Coordinator, Aural Skills
Supervision of research projects
Eastman School of Music, (ABD)
Eastman School of Music, MA
Vassar College, BA
Alex J. Kuczynski is visiting instructor of Music Theory, currently supervising first-year written music theory at Nazareth. As a PhD candidate in Music Theory at the Eastman School of Music, ABD, and a pianist, Alex is especially concerned about the ways in which music analysis relates to matters of interpretation, intuition and performance.
At age 12, in middle school, Alex began accompanying for multiple choirs and small ensembles, and discovered a love for singing and piano playing in the process, as well as a natural curiosity for how music fits together. He continued accompanying all four years in high school and won the title of all-state accompanist for the PMEA All-State Choral Festival during senior year, after winning district and regional competitions. At Vassar College, Alex was employed as music department accompanist, where he performed with large choirs, individual singers, instrumental soloists, and chamber groups. He won a school-wide concerto competition in 2003, soloed with the orchestra soon after, and played a senior solo recital in 2004. After earning a BA from Vassar in 2004, with a double major in music and cognitive science, Alex entered into the MA/PhD degree in music theory at the Eastman School of Music in Rochester, NY. While at Eastman, Alex served continuously as Teaching Assistant and Graduate Instructor of music theory over several years, and has taught the entire undergraduate theory curriculum including first-, second- and third-year written theory and aural musicianship courses. During graduate school, Alex continued intensive piano studies and attended the Chautauqua piano festival for three consecutive summers, followed by the recent 2013 Rebecca Penneys Piano Festival in Tampa, FL, all chaired by his piano teacher Rebecca Penneys. In his short time at Nazareth, as well, Alex has been thrilled to accompany ensembles and individual musicians as needed by the department.
Currently, Alex's mission as a theorist-pianist is to show how Schenkerian theory, in all its manifestations from earliest to latest forms, is driven by practical questions regarding performance and instrumental mastery. In his dissertation, under the supervision of Dr. Jonathan Dunsby and Dr.

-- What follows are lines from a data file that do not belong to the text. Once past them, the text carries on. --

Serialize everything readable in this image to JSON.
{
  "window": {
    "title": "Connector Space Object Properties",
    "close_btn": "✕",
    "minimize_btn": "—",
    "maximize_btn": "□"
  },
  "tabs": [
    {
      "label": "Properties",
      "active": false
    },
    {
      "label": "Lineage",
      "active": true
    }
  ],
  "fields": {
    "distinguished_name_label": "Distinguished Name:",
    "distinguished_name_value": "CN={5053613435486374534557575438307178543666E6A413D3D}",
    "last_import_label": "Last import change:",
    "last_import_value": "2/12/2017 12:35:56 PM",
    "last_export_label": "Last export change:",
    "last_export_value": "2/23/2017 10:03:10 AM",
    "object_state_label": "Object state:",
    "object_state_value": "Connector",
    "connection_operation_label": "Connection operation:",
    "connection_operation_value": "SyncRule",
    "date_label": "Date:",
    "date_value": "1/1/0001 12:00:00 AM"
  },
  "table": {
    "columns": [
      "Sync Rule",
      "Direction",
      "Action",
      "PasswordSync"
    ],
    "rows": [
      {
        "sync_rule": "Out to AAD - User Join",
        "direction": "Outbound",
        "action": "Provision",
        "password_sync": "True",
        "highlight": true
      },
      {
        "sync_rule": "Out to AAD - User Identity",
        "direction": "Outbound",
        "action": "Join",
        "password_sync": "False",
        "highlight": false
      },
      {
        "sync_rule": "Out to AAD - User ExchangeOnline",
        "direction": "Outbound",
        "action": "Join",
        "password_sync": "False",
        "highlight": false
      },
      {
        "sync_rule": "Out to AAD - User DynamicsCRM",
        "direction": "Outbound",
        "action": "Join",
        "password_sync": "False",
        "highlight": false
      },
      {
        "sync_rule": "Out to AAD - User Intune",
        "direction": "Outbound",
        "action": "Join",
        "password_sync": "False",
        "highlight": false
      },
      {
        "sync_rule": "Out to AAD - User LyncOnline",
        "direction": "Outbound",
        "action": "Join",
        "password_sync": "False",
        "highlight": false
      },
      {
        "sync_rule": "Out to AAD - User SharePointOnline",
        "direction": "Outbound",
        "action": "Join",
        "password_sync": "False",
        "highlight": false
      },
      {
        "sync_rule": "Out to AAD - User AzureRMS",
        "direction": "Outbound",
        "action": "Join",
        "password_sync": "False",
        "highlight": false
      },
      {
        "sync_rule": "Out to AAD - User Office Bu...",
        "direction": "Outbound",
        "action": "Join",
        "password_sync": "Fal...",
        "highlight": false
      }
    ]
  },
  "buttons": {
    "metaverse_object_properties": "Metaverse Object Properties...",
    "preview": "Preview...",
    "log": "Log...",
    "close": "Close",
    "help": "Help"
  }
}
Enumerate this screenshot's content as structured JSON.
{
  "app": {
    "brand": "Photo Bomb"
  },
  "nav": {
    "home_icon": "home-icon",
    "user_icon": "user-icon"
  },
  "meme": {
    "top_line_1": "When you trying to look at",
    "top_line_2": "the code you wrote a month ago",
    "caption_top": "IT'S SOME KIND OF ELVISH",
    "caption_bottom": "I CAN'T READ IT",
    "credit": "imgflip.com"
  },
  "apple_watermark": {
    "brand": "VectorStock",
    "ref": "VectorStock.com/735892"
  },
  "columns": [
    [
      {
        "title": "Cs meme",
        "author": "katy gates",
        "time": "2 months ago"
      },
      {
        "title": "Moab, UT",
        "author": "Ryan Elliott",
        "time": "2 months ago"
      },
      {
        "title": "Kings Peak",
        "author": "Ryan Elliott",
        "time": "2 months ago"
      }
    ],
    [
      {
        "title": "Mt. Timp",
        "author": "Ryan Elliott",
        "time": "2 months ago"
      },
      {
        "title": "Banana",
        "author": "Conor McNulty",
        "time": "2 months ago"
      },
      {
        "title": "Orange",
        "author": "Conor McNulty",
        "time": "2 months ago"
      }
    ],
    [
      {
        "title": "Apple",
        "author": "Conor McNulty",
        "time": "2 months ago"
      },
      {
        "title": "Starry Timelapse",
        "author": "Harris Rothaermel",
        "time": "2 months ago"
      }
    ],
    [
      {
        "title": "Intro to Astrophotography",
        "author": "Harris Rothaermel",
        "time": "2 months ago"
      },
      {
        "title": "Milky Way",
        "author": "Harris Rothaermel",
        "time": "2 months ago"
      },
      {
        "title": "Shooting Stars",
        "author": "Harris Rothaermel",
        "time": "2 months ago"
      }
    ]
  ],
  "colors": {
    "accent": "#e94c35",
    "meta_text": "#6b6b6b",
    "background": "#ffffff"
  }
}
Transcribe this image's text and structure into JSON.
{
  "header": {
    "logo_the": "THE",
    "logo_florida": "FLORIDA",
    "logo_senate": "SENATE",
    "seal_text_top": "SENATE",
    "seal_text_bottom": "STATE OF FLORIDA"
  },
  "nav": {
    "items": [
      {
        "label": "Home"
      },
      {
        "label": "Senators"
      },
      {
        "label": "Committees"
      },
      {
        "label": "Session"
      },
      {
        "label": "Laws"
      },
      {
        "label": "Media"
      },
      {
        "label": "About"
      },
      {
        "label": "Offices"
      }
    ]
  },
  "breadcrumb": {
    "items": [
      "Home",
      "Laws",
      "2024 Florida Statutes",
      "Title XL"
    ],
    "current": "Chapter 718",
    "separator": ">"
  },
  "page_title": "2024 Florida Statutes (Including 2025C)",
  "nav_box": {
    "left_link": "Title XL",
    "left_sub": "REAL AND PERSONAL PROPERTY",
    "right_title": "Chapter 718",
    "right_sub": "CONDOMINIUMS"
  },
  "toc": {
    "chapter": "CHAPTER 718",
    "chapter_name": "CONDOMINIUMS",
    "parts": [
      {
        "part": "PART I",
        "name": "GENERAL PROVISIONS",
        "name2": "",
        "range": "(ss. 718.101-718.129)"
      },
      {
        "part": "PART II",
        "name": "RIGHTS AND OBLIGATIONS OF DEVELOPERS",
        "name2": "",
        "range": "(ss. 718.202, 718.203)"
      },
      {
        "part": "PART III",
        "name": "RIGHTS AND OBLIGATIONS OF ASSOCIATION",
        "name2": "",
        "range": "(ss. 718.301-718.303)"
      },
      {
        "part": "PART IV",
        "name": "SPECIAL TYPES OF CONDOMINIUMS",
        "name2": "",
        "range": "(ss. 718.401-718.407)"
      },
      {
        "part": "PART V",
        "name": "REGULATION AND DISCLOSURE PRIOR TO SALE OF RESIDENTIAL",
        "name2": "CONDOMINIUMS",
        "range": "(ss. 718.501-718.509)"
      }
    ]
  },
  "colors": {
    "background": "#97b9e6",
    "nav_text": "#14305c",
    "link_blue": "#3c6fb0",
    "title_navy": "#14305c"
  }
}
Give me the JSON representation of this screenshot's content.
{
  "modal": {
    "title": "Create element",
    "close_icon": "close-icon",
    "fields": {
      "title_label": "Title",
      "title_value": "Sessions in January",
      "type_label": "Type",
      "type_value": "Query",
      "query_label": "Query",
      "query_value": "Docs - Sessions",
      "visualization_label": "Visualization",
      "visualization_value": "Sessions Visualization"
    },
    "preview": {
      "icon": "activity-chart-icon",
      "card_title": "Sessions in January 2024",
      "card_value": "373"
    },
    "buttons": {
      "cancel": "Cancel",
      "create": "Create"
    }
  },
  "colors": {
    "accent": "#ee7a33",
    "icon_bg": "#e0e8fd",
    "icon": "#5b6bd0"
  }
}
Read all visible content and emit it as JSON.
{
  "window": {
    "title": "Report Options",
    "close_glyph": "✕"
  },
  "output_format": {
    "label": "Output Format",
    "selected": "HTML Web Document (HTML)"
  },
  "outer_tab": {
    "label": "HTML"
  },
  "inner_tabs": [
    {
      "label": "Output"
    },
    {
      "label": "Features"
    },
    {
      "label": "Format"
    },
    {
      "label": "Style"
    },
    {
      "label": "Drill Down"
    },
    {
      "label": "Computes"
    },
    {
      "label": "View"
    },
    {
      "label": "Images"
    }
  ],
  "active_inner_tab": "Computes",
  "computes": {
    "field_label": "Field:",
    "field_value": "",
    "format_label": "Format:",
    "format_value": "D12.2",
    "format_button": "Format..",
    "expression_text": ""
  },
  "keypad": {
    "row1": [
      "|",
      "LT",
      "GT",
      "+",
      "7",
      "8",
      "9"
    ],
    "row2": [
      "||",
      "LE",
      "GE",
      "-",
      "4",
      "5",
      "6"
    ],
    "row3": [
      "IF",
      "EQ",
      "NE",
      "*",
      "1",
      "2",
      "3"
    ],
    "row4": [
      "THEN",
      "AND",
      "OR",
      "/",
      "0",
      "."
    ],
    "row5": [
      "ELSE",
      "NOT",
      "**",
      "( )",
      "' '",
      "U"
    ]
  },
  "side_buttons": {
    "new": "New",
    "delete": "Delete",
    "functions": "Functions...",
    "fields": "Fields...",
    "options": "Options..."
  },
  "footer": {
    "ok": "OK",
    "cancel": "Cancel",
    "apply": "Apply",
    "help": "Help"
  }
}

Elizabeth West Marvin, Alex argues despite vastly differing opinions that Heinrich Schenker's mature analytical techniques, including the Urlinie Tafel, have a special relationship to musical sound, effect, and individuality. It is Alex's mission, further, to show that performance-based concerns hold the key to extending Schenkerian theory in a meaningful way to later repertoire than that upon which it is originally based, which is largely considered traditional. His dissertation includes detailed multi-layered graphs of Beethoven sonatas and virtuosic, lyrical works of Liszt, Ravel and Debussy. This has led to a new organic-thematic hybrid type of analysis to engage thematic compositional styles of the late 19th and early 20th centuries, thereby fusing together Schenker's and Schoenberg's divergent concepts of unity and organicism, where applicable. Additionally, Alex graphs pieces only after he has fully learned and memorized them, and usually presents his theoretical work in lecture-recital format so that elements of analysis and musical depth may be directly tied to matters of interpretation, score reading and execution. Alex's piano teachers include Rebecca Penneys, Eastman School of Music; Patricia Hanson, Eastman School of Music; and Blanca Uribe, Vassar College.